J’avais sept ans lorsque mes parents ont été exécutés, en pleine journée, à Mycènes. Le ciel était clair, presque éclatant, et les cigales chantaient comme si le monde n’était pas en train de basculer. Je n’ai jamais oublié ce contraste — cette beauté lumineuse de l’été grec, affrontant la noirceur d’un acte aussi barbare.

Ils furent pendus d’abord. Puis brûlés. Jetés avec d’autres corps dans une fosse creusée à la hâte, là, sur les hauteurs de la ville. Je me souviens que leurs yeux étaient restés ouverts, figés par la mort, comme deux miroirs vides reflétant la dernière image de ce monde cruel. Et moi, petit garçon fragile, debout à quelques pas à peine, je les regardais, persuadé qu’ils ressentaient encore la chaleur des flammes. Qu’ils souffraient. Qu’ils m’appelaient, silencieusement.

Tout en moi criait de les rejoindre. Je me souviens avoir voulu sauter, me jeter dans le brasier, comme si ma présence pouvait les ramener. Mais une main m’avait retenu — celle d’un vieillard anonyme, ou d’un soldat distrait. Je ne sais plus. Le reste est un mélange de cris, de cendres, de terreur.
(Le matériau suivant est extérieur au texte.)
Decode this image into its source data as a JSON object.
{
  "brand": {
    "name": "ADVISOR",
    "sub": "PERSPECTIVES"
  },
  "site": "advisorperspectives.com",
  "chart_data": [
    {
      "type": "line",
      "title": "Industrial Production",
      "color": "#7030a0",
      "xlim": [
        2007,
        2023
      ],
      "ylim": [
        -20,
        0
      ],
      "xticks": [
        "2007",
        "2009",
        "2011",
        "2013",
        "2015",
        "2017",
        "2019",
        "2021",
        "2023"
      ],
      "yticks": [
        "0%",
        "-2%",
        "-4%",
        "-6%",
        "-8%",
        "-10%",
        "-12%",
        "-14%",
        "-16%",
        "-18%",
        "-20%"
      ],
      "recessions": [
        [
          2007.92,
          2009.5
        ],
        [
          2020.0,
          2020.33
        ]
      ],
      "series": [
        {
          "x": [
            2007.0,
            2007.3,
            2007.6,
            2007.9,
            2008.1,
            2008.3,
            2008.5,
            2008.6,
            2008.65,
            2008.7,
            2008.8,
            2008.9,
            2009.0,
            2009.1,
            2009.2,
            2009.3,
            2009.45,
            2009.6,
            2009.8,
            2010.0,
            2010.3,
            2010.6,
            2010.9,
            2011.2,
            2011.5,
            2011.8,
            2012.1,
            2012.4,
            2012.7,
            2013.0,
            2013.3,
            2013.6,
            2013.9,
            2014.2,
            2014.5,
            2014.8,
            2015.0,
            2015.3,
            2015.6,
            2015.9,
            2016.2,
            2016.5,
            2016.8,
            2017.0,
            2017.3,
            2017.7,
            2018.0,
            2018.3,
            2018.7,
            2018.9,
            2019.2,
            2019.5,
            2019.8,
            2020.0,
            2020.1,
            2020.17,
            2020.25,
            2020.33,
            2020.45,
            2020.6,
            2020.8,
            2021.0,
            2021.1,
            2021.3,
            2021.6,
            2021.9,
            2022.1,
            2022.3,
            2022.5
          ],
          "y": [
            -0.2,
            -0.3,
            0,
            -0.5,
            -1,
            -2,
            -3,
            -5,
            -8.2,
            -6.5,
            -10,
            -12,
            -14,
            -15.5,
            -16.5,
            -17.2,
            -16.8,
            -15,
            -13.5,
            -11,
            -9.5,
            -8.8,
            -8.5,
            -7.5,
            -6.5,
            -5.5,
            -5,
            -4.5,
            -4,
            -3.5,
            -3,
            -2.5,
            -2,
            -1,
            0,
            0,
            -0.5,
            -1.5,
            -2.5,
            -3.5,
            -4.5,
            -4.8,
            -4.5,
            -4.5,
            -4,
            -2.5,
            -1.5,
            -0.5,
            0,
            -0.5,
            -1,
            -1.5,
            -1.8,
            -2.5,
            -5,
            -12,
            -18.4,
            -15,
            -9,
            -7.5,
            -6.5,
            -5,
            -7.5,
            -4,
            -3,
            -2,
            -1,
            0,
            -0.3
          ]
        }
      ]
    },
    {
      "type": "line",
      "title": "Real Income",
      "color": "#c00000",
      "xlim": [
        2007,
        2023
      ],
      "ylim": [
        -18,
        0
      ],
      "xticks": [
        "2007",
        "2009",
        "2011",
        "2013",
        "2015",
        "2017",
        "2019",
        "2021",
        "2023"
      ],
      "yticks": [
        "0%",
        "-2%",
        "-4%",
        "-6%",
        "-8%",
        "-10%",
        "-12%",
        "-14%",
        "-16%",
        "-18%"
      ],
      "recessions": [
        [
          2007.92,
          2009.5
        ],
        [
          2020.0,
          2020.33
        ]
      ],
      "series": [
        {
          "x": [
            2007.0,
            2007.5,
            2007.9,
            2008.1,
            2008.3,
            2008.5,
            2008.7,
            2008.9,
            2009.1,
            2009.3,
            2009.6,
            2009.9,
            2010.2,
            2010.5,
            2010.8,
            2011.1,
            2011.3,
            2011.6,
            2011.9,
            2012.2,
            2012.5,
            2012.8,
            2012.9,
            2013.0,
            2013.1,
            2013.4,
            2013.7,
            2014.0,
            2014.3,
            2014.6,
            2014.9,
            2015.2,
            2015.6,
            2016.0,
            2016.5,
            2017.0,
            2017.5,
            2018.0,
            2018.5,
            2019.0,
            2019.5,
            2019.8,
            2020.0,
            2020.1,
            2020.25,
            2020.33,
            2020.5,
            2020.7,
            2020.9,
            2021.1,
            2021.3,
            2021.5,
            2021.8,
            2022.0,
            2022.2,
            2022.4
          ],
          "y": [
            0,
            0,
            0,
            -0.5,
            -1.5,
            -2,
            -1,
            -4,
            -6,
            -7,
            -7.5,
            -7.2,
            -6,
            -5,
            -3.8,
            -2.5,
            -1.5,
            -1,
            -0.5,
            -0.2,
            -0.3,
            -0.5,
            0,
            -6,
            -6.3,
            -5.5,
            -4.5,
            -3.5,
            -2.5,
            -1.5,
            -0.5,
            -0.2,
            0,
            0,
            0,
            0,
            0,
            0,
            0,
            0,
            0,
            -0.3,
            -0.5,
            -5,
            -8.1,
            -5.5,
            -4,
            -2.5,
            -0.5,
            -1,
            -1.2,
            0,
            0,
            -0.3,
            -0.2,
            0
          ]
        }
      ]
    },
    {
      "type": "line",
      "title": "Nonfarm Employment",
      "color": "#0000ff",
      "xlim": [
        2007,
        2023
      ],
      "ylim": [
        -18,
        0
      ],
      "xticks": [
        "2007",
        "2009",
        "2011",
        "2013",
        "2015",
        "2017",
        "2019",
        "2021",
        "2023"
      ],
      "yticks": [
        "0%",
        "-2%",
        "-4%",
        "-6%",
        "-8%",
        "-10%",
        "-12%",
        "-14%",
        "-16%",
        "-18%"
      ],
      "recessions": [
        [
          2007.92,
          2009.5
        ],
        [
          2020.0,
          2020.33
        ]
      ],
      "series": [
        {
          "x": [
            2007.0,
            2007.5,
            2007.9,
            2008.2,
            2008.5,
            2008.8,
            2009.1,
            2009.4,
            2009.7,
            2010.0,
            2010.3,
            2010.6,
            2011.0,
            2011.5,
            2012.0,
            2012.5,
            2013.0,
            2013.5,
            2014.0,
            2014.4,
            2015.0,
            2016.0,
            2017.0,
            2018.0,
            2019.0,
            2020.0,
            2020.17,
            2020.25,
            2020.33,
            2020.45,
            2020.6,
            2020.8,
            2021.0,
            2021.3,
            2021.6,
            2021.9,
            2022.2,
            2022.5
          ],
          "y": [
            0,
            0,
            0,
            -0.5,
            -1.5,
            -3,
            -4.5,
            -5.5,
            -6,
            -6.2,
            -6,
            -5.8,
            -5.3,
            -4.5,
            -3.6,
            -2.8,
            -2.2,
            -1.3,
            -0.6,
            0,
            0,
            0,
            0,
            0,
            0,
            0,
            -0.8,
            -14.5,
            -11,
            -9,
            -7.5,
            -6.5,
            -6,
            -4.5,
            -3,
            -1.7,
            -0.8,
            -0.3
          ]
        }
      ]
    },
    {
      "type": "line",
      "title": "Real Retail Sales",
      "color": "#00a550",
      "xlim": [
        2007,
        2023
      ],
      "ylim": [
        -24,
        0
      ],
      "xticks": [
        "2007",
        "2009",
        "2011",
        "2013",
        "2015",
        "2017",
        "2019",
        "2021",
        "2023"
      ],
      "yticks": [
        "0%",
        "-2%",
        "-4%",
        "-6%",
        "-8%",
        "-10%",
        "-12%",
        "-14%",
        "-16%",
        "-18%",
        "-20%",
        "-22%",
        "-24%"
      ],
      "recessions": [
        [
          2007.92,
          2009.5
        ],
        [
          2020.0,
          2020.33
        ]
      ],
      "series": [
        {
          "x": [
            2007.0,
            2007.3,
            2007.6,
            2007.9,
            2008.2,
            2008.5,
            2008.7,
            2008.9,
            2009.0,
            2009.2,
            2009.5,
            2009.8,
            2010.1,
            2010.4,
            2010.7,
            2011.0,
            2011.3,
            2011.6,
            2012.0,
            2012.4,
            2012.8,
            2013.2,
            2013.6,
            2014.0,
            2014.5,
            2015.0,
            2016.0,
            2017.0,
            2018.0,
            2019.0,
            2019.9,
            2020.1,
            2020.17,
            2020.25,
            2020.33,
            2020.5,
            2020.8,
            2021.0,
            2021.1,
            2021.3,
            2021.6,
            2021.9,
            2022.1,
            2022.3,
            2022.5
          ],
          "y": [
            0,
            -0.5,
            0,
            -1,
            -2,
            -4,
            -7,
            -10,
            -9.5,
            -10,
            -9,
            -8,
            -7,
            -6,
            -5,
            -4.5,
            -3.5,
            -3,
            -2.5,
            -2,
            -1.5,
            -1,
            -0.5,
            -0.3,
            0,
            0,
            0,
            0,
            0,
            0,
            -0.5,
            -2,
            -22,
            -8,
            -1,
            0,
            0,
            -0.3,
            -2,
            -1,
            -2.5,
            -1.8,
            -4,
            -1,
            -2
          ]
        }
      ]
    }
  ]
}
Les médecins appellent cela un traumatisme complexe. Les sages de la cité parlent de « dévastation humaine », quand les mots ne suffisent plus à contenir l’ampleur du choc. C’est une fracture de l’âme, un effondrement invisible. Un gouffre qui, une fois ouvert, vous accompagne toute votre vie.

Ensuite, il y eut la captivité.

Vendu comme esclave, je fus emmené chez les Étrusques, de l’autre côté de la mer. Trois années d’ombre, de violence, de fureur. Là-bas, les enfants comme moi étaient dressés comme des chiens pour s’entretuer. Les riches, bien installés sur leurs gradins de pierre, pariaient sur nous comme on le fait pour des coqs ou des lévriers. Nous n’étions que chair à spectacle. Chair à sang.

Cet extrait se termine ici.